Few weeks ago, Ceramics Today’s editor received an email from Midlands Potters Association with a call to help Russell Paige to fire his vessels. The thermocouple of his kiln broke and he was looking for a kiln to rent some space to fire a commission piece. Your kiln is more likely to let you down when you are working against the time!
As usual, the community of potters was very supportive. A potter offered to help and Russell was able to complete is project.
Our editor asked Russell to share his experience with Ceramics Today’s readers.
CT: Hi Russell, could you introduce yourself in few words?
Hi, I’m Russell Paige. I’m a potter based in Worcester, UK. I currently am making small scale vessels out of my garage until I can set up my new studio.
CT: How did you come to ceramics?
I was lucky enough to attend a school with actual ceramics equipment and an art teacher who used to be a potter. So that was my introduction to clay. In fact one of my A-Level final pieces was a collection of abstract sculpture, sawdust fired in a kiln of my own making!
CT: How did you learn pottery and develop your skills?
After school I completed an Art Foundation course at Bedford College and specialised in pottery for the final half of the course. I am still in touch with my tutor from there who was a great inspiration to me. From here I went to study Ceramics at Wolverhampton University for 3 years where I gained a wealth of knowledge about many pottery techniques. The course there is really excellent and helped me to explore many techniques, they even allowed us to build a wood fired kiln in their yard, which may or may not be there still today. From University I went to running a pottery studio at Brewery Arts Centre in Cirencester. I was the Ceramicist in Residence for 3 years where I taught classes and produced my own work.
CT: Can you tell us where your inspiration comes from?

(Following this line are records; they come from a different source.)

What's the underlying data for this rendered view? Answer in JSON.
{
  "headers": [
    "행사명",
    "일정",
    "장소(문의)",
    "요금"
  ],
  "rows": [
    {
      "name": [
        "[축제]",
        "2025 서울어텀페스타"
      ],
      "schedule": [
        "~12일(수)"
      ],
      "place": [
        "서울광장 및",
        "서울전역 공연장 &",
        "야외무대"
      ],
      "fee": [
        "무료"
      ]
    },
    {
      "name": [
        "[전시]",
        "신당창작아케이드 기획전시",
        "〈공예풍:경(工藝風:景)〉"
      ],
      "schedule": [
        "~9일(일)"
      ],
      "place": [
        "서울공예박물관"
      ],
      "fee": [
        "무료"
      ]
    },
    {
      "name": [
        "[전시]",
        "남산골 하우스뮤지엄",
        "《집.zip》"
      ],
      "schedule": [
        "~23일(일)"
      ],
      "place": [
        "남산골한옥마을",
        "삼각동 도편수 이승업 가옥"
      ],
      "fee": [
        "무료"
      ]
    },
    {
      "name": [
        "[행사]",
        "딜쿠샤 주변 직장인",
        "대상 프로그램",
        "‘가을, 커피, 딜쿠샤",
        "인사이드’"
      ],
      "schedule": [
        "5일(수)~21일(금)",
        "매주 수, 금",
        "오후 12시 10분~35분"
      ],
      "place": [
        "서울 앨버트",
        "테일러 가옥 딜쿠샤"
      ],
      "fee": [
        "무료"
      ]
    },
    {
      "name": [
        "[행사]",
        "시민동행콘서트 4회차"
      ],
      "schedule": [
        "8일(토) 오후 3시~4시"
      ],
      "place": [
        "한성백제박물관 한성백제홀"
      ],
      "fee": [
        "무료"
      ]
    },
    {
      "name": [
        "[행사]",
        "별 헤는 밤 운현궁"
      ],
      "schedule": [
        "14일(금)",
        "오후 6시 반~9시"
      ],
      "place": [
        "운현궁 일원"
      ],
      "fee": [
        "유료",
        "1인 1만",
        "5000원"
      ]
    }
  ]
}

I am inspired by wheel thrown forms predominantly, both everyday and more sculptural objects. The fluidity and slight differences that are created when using the wheel really interest me. Artists like Edmund De Waal and his repetitions and simplicity of form but also the wood fired work of Svend Bayer for its naturalistic decoration. However, I also love the bold designs of Richard Godfrey for his use of colour. I could rattle out a long list of artists who inspire me and you would probably not really be able to find a theme. I think inspiration can come from anywhere really, not just from the pottery world.
CT: What clay and techniques do you use to build your pieces?
I use the wheel to throw almost all of my work. I fell in love with the process at university and continued from there. I also like the precision of slip casting and mould making so do like to mix these techniques. I work in stoneware and porcelain and generally use simple glazes. At the moment all my work is fired in an electric kiln but one day I would love to have a wood fired kiln, I am not sure I can get away with that in my garden though!
Q: Where do you work from? Are you a full-time potter or it’s a hobbies?
I am a hobby potter at the moment. Having just moved house I have set myself up in the garage however the dream would be to have a studio building set up in my garden so I have a dedicated space to work. Of course the dream is to be a full time potter but I’m not quite there yet.
Q: Could you mention one piece that you are particularly proud of?
I think the range/design I am particularly proud of is my Nu-Baroque pieces. This was work that I produced when I was in residence at Brewery Arts and I only ever made mugs and teapots however I would like to expand on the range and make more designs. I think this is what I will be focusing on going forward. The mugs did end up being sold in a very high end interiors shop in Chelsea at one stage which was a great achievement.
Q: where can our readers see/buy your work? Any exhibition in the pipeline?
The best place to see my work would be on my Instagram page @russellpaigeceramics or on my Facebook page Russell Paige Ceramics. I am not the best at updating these (especially Facebook) but they do have pictures of previous work. I do not have a shop set up at the moment but people can message me to see what I have available. I keep telling myself to set something up however life is busy at the moment! I don’t have any exhibitions in the pipeline but would love to be a part of something.